Exactly right, Scott. The farther west we are, the greater the length of
the part of our path to EU that's through the auroral oval, which adds
both attenuation and sometimes flutter. From near San Francisco, I do
FAR better to AF than to EU. Stations in NM, AZ, and SoCal have a
marginally better path than mine.
And, as others have noted, paths with reflections from water can be
stronger than those over land.
And any meaningful analysis must be of large samples, to average out the
randomness of propagation. I've used the RBN when there's little or no
band activity to troubleshoot issues with my TX antennas. I did the
study in 10-12 nights spread over several weeks, each night transmitting
TEST K9YC into one antenna and TEST W6BX into the other, six times in
sequence for each call, alternating between the two, then pausing for
5-10 minutes, and repeating. I loaded reports from each reporting
station into a spreadsheet, then tabulated and averaged the results for
each, and sorting those averages by azimuth. All three antennas have
some directivity by virtue of interaction with each other and my towers;
I did separate A/B tests like this for these combinations.
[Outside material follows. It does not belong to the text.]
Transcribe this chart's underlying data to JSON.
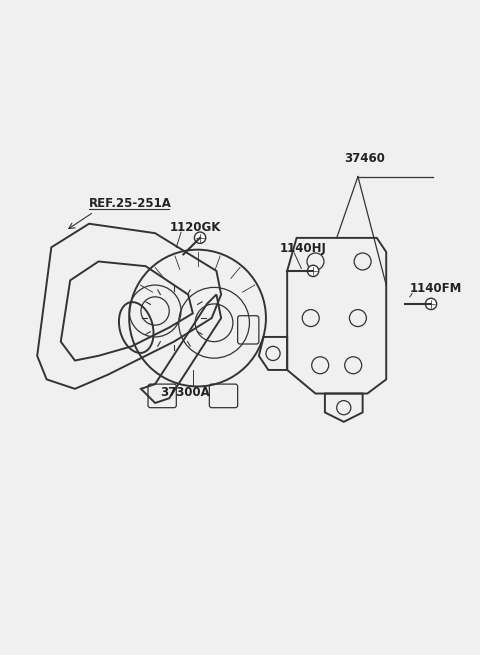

The results
clearly confirmed results during contests -- two of those antennas are
about 7 dB down from the third.
The problem is either the connections in the radial system for the
tower, which acts as a passive reflector for the two antennas, or
absorption by the dense redwoods that surround them. Can't do anything
about the trees, but I'm working on the radial system.
73, Jim K9YC
On 11/11/2021 11:04 AM, K9MA wrote:
The results of one contest really don't tell you anything. Propagation
is just too variable.
One of the biggest factors in DX contests is how close the path goes to
the magnetic pole. If you play around with Google Maps, which will plot
circle routes, you will see, for example, how that path between EU an NA
varies dramatically as you move the endpoints east-west, at the same
latitude. A station in NA 200 miles east of another usually has a huge
advantage on that path. I hear that all the time: a station 200 miles
east of me working Europeans I can't hear. For non-polar paths, I don't
think there is often a big difference due to longitude.